On retrouve cette idée d’unité dans la reprise du thème de l’intérêt général, supposé indiscutable, dont l’État serait garant devant la division des partis et du Parlement. Cette critique fondée de la IVe République repose sur l’idée d’une division illégitime qui laisse peu de place à une discussion sur l’intérêt national. On la discerne enfin dans la volonté du Général de mettre fin à l’opposition entre le capital et le travail, idée recevable mais qui récuse la logique d’intérêts. De Gaulle, non point par esprit dictatorial, mais parce qu’il plaçait la France au-dessus de tout, marginalise implicitement le corps social par une forme d’hyperrationalisme. Ses écrits attestent que l’homme du 18 Juin assignait à la politique une tâche dont il devait reconnaître l’impossibilité : opérer une réformation radicale de l’homme. Ce catholique fervent, averti du dogme du péché originel, mesurait avec désespoir la vanité des choses, comme si, finalement, la politique lui échappait.

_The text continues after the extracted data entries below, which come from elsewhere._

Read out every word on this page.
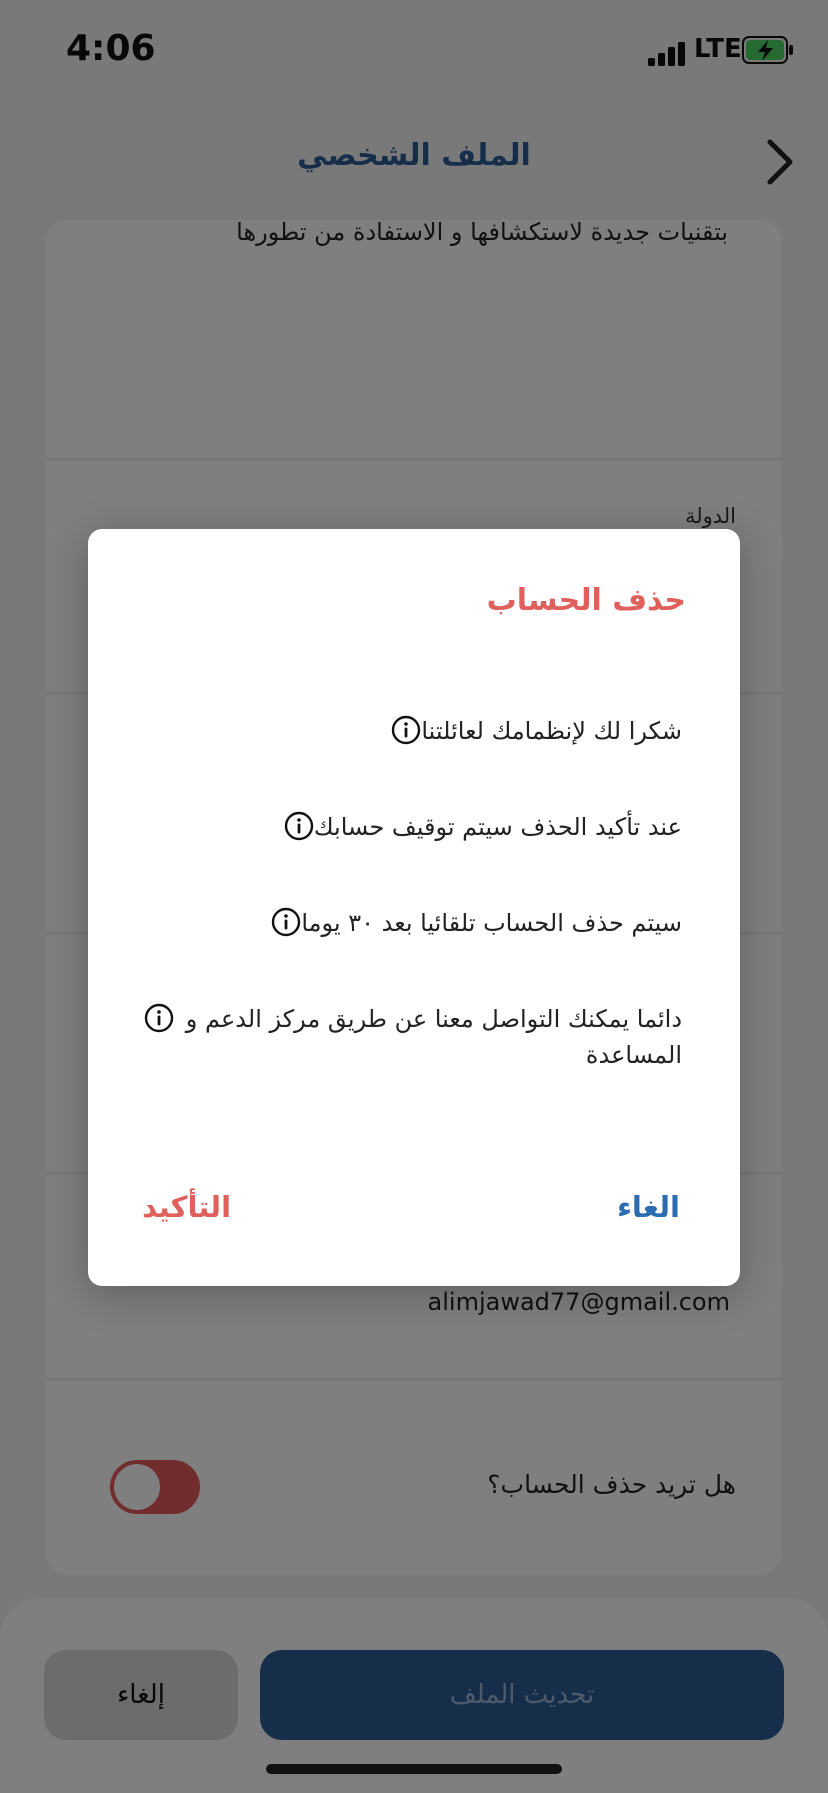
حذف الحساب
شكرا لك لإنظمامك لعائلتنا
عند تأكيد الحذف سيتم توقيف حسابك
سيتم حذف الحساب تلقائيا بعد ٣٠ يوما
دائما يمكنك التواصل معنا عن طريق مركز الدعم و المساعدة
الغاء
التأكيد
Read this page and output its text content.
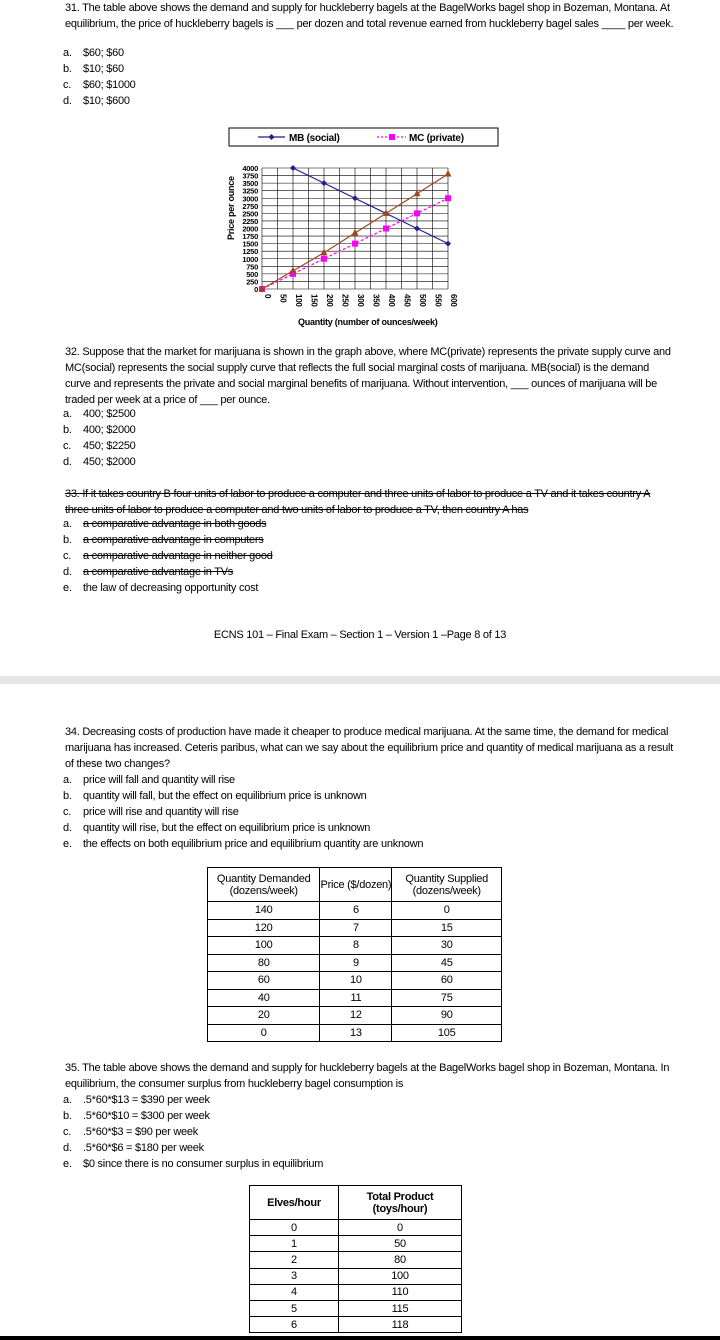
31. The table above shows the demand and supply for huckleberry bagels at the BagelWorks bagel shop in Bozeman, Montana. At equilibrium, the price of huckleberry bagels is ___ per dozen and total revenue earned from huckleberry bagel sales ____ per week.
a. $60; $60
b. $10; $60
c. $60; $1000
d. $10; $600
MB (social)	MC (private)
0 50 100 150 200 250 300 350 400 450 500 550 600
0
250
500
750
1000
1250
1500
1750
2000
2250
2500
2750
3000
3250
3500
3750
4000
Price per ounce
Quantity (number of ounces/week)
32. Suppose that the market for marijuana is shown in the graph above, where MC(private) represents the private supply curve and MC(social) represents the social supply curve that reflects the full social marginal costs of marijuana. MB(social) is the demand curve and represents the private and social marginal benefits of marijuana. Without intervention, ___ ounces of marijuana will be traded per week at a price of ___ per ounce.
a. 400; $2500
b. 400; $2000
c. 450; $2250
d. 450; $2000
33. If it takes country B four units of labor to produce a computer and three units of labor to produce a TV and it takes country A three units of labor to produce a computer and two units of labor to produce a TV, then country A has
a. a comparative advantage in both goods
b. a comparative advantage in computers
c. a comparative advantage in neither good
d. a comparative advantage in TVs
e. the law of decreasing opportunity cost
ECNS 101 – Final Exam – Section 1 – Version 1 –Page 8 of 13
34. Decreasing costs of production have made it cheaper to produce medical marijuana. At the same time, the demand for medical marijuana has increased. Ceteris paribus, what can we say about the equilibrium price and quantity of medical marijuana as a result of these two changes?
a. price will fall and quantity will rise
b. quantity will fall, but the effect on equilibrium price is unknown
c. price will rise and quantity will rise
d. quantity will rise, but the effect on equilibrium price is unknown
e. the effects on both equilibrium price and equilibrium quantity are unknown
Quantity Demanded (dozens/week)	Price ($/dozen)	Quantity Supplied (dozens/week)
140	6	0
120	7	15
100	8	30
80	9	45
60	10	60
40	11	75
20	12	90
0	13	105
35. The table above shows the demand and supply for huckleberry bagels at the BagelWorks bagel shop in Bozeman, Montana. In equilibrium, the consumer surplus from huckleberry bagel consumption is
a. .5*60*$13 = $390 per week
b. .5*60*$10 = $300 per week
c. .5*60*$3 = $90 per week
d. .5*60*$6 = $180 per week
e. $0 since there is no consumer surplus in equilibrium
Elves/hour	Total Product (toys/hour)
0	0
1	50
2	80
3	100
4	110
5	115
6	118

En politique étrangère, d’un côté, de Gaulle a reconnu – ce qui est trop oublié – les vertus de l’Alliance et témoigné de sa solidarité avec les États-Unis lors de la crise de Cuba et de la deuxième crise de Berlin. Il déclarait à raison que « la France n’apprécie pas cette assimilation entre l’Alliance atlantique et la servitude communiste ». De l’autre, il n’a eu de cesse d’œuvrer à l’indépendance de la France – inséparable de la « grandeur » – et posé les bases toujours actuelles de l’autonomie de notre dissuasion. Cette synthèse nécessaire n’allait toutefois pas sans un naturalisme et un historicisme dans les relations entre les puissances. Il est difficile, dans les circonstances présentes, d’apprécier la postérité de ses initiatives tous azimuts et sa recherche d’un équilibre dont les futurs conflits du monde semblent annihiler la possibilité.